I'm very new to this sight and so I'm sorry if this post is in the wrong place. But I am a BFA Musical Theatre Student at The SEMO Holland School for Visual and Performing Arts. I have Class Voice, duh, and I need 8 songs to sing, and I have 7. I need a song that fits my type? I'm 6ft 4in and burly. I have found plenty of material that fits my range, but non of them are really my character type. I'm very new to the musical theatre world and I would like to ask for any suggestions?
How about Joey, Joey, Joey from THE MOST HAPPY FELLA or Lonely Room from OKLAHOMA. Joey and Judd are two very different types physically but they both are often envisioned as tall, burly guys. And one of them might well suit the particular kind of 6'4" burly tenor with a lower register you happen to be. Another possibility: They Call the Wind Maria from PAINT YOUR WAGON.
Every Joey I've ever seen was, as you just said, a hunk. I once saw Cheyenne Jackson play Joey btw. I would say that Cheyenne Jackson is burly in that he is a large, strapping, strong man. In other words hunky. in other words, burly, in a real sense of that word, if not the only sense thereof.
But having said that, and realizing that burly might well mean different things to different people, and that perhaps TheBoots might mean burly in a different kind of way, similar to your take on it, I mentioned two very different roles with two very different physical types that might thus qualify for the two different interpretations of "6'4 and burly."

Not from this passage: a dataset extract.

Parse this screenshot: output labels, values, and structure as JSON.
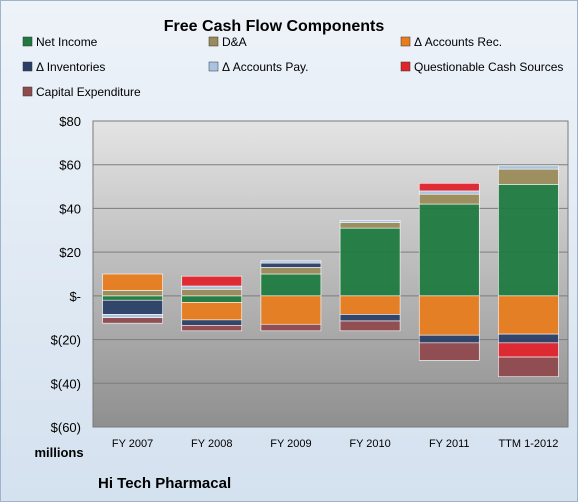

Not only that, I said as much in my post. It was precisely because I didn't find TheBoots self-description clear that I responded as I did.
You would have to alter the meaning of the song (and some pronouns too), but you could sing "When The Tall Man Talks" from Whoop-Up. It could turn into a attempt to woo someone in a humorous, somewhat ego-inflated way that I think someone with the right sense of timing could pull off.
Marie: Don't be in such a hurry about that pretty little chippy in Frisco.
Tony: Eh, she's a no chip!
Gee, henrik, I'm sorry if I touched a nerve. Apparently, the original problem is that "burly" is such a vague word. Even the definition you provide cites antonyms ("muscular", "stout" as synonyms.
In my experience, "burly" is used to mean something closer to "husky", more "stout" than "muscular". It doesn't mean sloppy fat, but I don't think a hunk has been called "burly" since 1958, when men's swim suits still covered their navels.
I'll allow that your usage was technically correct, but since Judd is repulsive to women and Joe moves on when he's had his "fill of all the ladies in the neighborhood", they make a strange pair. Perhaps in addition to vocal range, we should have asked the OP how hot he is!
Gaveston, no worries! You didn't touch a nerve although I can see why my response might have suggested umbrage.
Yes, I thought about asking TheBoots for more specific details about his body, but then thought better of that. Instead I gave him two guys fitting quite different connotations of the description we were given and, accordingly, as you've correctly recognized, represent two quite different types.